With our partner, family, co-workers and even in public, each party must admit their fault in order to end them in a healthy way and resolve them with the other party. Conflict.
But when you get into an argument with a defensive person, you find yourself freed from justifying him and dismissing the argument that might make him wrong. and ends the conflict.
In dealing with people who exhibit defensive behaviors, it will help to understand the defensive style and the reasons behind it, and how to deal with a defensive person during conflicts.
Threat response
SAIC central website identifiesPsych CentralA defensive style is aggressive behavior that a person uses when they feel unsafe, attacked, or threatened.
Defensiveness can take many forms, including making excuses, trying to blame others, verbal attack, denial, outright lying, avoiding discussion and confrontation, or claiming that there is something wrong with the other person.
Researcher Lydia Woodyatt from Flinders University in Australia said: study Published in 2020, “One of the primary psychological needs of human beings is to relate to and be appreciated by those around them, so when a person makes a mistake, this basic psychological need threatens him and pushes him to use a defensive system.”
Try to feel strong
People use defensiveness as a way to relieve pressure on themselves when they make a mistake, to avoid conflict, or to feel more powerful.
- A feeling of insecurity or fear, for example, from being bullied as a child.
- Early childhood trauma or abuse.
- Shame or guilt. If someone else brings up a topic you feel guilty about, you may respond defensively.
- Something is trying to hide the truth.
- Being attacked for your personality or behavior and feeling like you have to justify the actions you took or some aspect of your personality.
- A defensive style may be a learned behavior from a parent or spouse as a way of communicating with others.
- Even if the situation is not threatening, excessive anxiety can lead people to become defensive.
How to communicate with a defensive person
We cannot always avoid conflict, so you should know effective ways and tactics to deal with defensive people, and these are some of the methods:
Develop your self-awareness
Self-awareness is an aspect of emotional intelligence, which is the ability to understand, organize, and use your emotions positively to communicate with others, and to effectively defuse tension and defuse conflict during conflict. To avoid this, understanding yourself will help you regulate your feelings, be aware of your reactions, stay calm, look at things objectively and eliminate misunderstandings.
Stick to the facts
Be specific about what happened and what upset you, using specific words and sequences of events, such as “I said this, then I said,” and don’t mention other events.
If the other party tries to raise another issue, you can reply, “We’ll come back to discuss this, but right now we’re talking about something specific.”
Express with “I”.
One of the most effective ways to communicate with a defensive person, and to communicate in general, is to express yourself using “I,” such as “I’m disappointed” or “I felt you misunderstood me.”
Using “I” makes your words about your personal experience and feelings, not about the other person’s fault, and tries to hold them accountable, preventing their reaction from attacking themselves.
be quiet
Don’t get caught up in the defensive person’s anger and keep your voice even and calm.
While it’s hard to stay calm when we feel unfairly attacked, responding to the defensive person’s anger with more anger will only increase the anger, and your anger will reinforce their claim that you’re responsible for what’s happening.
Repeat yourself
When the defensive person moves on to other topics, ignore it and repeat the same words you started in a calm, gentle, low voice, “I was sorry when you said that, and I wish you would have done something else.” If he changes the subject or blames you. If so, repeat your words “I was sorry when I said that…”

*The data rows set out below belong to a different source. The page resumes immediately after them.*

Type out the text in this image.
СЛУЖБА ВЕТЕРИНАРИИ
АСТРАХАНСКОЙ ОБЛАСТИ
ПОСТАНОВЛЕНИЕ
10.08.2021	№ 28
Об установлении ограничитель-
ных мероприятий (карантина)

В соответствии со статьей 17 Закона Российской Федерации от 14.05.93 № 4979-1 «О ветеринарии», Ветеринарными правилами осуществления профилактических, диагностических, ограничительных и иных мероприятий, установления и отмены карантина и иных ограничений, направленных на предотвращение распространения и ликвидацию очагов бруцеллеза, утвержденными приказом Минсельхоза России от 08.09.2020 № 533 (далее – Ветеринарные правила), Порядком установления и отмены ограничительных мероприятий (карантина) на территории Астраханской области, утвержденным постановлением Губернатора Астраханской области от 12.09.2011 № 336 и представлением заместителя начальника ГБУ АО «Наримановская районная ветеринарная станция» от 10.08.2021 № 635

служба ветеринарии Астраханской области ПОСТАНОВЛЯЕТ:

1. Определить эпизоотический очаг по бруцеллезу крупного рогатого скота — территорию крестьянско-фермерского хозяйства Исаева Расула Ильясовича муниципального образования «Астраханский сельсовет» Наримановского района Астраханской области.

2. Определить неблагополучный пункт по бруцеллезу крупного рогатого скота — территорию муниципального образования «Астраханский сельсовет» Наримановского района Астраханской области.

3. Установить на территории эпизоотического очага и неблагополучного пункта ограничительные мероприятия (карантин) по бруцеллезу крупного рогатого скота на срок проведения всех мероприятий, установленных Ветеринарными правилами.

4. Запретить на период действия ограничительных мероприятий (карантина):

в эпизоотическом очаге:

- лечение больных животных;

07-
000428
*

Don’t defend yourself against their accusations no matter how you feel, ignore them for now and focus on the underlying conversation and what you are trying to convey.
Huxter
Negotiation is a great way to deal with a defensive person, and because resolving the conflict is more important than getting what you want, negotiation is the best approach.
But remember that bargaining is used in a limited way, and always resorting to it reveals giving up your needs in order to end the conflict and meet the other’s needs, thus empowering the other party to keep pushing you. Towards reconciliation.
away from
Avoiding conflict isn’t always healthy, but sometimes it’s necessary when there’s a disagreement and the other party gets irritated, defensive, and makes excuses when you’re overwhelmed with emotions. Temporarily stay away.
You can bring the subject back up once both parties are calm and open to confronting the disagreement logically.